I have been focusing on the various sorts of signposts you can use to keep your audience oriented as it tries to understand your article or presentation. But with rare exceptions your audience members aren’t starting from scratch. They already possess some signposts they will inevitably use to orient themselves: their preexisting knowledge, opinions, attitudes, and values of relevance. Taken together, they constitute your audience’s “mental model” of your topic.
A large body of risk communication research shows the enduring importance of mental models. The most obvious implication of the mental models approach for your signposting strategy is this: When there are aspects of your audience’s mental model that support your argument, link to them as emphatically as you can. “A lot of you have told me that you feel pretty strongly about X. That’s one of the main reasons behind my recommendation.”
An even more important implication: When there are aspects of your audience’s mental model that conflict with your argument, acknowledge them.
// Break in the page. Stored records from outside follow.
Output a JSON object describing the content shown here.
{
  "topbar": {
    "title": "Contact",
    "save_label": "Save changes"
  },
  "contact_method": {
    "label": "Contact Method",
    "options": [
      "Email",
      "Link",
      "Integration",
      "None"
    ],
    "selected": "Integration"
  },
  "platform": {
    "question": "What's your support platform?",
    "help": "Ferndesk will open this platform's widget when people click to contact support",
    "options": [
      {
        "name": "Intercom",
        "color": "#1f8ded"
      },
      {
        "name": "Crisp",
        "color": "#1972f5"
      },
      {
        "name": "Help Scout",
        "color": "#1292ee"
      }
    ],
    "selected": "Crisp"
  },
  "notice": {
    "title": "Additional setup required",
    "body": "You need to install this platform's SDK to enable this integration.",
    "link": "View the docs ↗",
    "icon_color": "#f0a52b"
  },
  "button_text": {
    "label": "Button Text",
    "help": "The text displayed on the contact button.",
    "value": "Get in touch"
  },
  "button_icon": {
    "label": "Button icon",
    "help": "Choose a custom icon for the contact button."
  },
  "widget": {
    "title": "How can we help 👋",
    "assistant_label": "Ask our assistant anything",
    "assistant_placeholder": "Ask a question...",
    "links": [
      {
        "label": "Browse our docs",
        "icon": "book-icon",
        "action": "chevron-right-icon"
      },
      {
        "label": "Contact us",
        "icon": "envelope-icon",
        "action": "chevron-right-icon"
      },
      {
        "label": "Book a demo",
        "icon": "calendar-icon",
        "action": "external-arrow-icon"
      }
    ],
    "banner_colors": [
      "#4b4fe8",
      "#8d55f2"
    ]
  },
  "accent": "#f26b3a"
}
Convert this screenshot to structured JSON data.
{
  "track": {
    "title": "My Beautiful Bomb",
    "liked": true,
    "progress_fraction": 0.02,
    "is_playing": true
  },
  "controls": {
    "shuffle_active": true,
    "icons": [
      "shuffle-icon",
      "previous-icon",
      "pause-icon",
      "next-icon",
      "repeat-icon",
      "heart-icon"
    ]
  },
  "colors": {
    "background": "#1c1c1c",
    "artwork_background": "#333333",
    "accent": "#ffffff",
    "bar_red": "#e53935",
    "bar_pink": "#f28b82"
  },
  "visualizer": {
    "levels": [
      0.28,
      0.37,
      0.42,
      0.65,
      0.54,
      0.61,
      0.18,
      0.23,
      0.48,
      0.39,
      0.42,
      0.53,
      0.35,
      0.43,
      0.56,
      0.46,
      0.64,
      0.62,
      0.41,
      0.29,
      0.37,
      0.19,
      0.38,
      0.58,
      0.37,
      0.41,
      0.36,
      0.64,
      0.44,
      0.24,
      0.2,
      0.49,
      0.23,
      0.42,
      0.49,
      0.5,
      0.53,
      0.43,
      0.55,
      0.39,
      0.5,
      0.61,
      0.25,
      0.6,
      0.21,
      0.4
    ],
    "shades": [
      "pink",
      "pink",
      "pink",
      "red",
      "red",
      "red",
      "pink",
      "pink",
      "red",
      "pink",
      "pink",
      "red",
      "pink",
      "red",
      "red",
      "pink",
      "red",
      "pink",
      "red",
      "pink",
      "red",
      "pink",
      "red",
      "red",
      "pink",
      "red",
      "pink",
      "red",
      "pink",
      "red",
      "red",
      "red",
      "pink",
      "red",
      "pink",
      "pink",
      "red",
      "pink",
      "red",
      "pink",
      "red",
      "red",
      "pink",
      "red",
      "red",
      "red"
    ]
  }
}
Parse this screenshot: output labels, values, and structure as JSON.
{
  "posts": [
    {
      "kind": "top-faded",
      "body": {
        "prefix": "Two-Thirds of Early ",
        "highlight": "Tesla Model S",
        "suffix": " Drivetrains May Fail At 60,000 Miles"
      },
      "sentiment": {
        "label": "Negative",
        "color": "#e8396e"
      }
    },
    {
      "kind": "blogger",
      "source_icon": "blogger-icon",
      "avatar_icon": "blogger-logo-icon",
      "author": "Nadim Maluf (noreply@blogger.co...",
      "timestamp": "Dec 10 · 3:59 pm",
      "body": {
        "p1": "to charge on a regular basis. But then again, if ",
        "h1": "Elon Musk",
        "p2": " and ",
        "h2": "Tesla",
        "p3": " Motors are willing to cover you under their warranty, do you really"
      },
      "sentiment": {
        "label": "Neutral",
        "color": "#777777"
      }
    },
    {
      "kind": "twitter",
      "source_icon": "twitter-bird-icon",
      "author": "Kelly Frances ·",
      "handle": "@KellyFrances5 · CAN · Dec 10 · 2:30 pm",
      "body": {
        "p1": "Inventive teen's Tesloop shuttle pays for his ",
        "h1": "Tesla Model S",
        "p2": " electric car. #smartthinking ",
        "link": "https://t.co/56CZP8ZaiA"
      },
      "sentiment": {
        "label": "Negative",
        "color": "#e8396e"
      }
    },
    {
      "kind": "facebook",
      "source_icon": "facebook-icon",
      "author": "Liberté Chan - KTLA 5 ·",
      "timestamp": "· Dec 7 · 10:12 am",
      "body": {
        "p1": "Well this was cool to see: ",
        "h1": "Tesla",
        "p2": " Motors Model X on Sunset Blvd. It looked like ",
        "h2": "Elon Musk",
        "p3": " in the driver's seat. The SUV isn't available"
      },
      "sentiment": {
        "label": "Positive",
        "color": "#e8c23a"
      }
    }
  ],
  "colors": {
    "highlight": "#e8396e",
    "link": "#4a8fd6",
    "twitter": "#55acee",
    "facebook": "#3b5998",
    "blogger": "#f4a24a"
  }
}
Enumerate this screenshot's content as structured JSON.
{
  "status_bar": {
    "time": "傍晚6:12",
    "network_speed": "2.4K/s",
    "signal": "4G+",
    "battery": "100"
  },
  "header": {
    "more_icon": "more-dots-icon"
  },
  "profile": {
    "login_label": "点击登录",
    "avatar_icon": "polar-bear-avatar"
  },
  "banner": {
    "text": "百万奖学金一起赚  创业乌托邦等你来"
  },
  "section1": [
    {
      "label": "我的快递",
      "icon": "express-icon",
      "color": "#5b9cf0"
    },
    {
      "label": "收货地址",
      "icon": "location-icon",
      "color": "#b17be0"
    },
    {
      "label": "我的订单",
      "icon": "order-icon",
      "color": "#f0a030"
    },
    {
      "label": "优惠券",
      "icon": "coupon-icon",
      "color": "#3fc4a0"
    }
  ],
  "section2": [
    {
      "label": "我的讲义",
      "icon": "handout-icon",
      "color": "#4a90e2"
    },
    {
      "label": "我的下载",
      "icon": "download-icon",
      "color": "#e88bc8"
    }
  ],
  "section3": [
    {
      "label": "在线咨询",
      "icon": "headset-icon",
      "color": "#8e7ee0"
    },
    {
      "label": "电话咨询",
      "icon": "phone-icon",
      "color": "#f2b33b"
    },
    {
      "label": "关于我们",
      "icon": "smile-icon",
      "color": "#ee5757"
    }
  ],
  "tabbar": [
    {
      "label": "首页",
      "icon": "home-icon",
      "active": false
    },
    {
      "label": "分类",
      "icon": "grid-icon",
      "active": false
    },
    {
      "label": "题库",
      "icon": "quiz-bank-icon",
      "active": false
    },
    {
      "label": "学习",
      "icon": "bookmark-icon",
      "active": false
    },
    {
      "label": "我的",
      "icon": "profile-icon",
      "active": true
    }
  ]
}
Nothing derails an argument more thoroughly than when the audience already knows or believes something that seems to contradict your message … and you’re not mentioning it.
Obviously it’s easier to agree with your audience than to disagree with it. But if you’ve got to disagree, get the disagreement onto the table before you make your case. And do it respectfully and empathically: “A lot of people believe X, and for very good reasons: A, B, and C. In spite of A, B, and C, I want to argue that X is no longer the best option for our organization….” By contrast, if you try to make your case against X without mentioning A, B, and C, a lot of audience members will be muttering A, B, and C to themselves instead of paying attention to you.
In order to adapt your signposts to your audience’s mental model of your topic, of course, you have to know what your audience’s mental model is. If you don’t know, find out. Do a survey, set up a focus group, or at least chat with a few people you hope are typical.
Conclusion: Signposting matters!
There’s more to keeping an audience oriented than these six signposting tips – but I think these six are a good start.
My main point is simply that signposting matters. Keeping your audience oriented is indispensible to effective risk communication, right up there with making your messages short, simple, and interesting.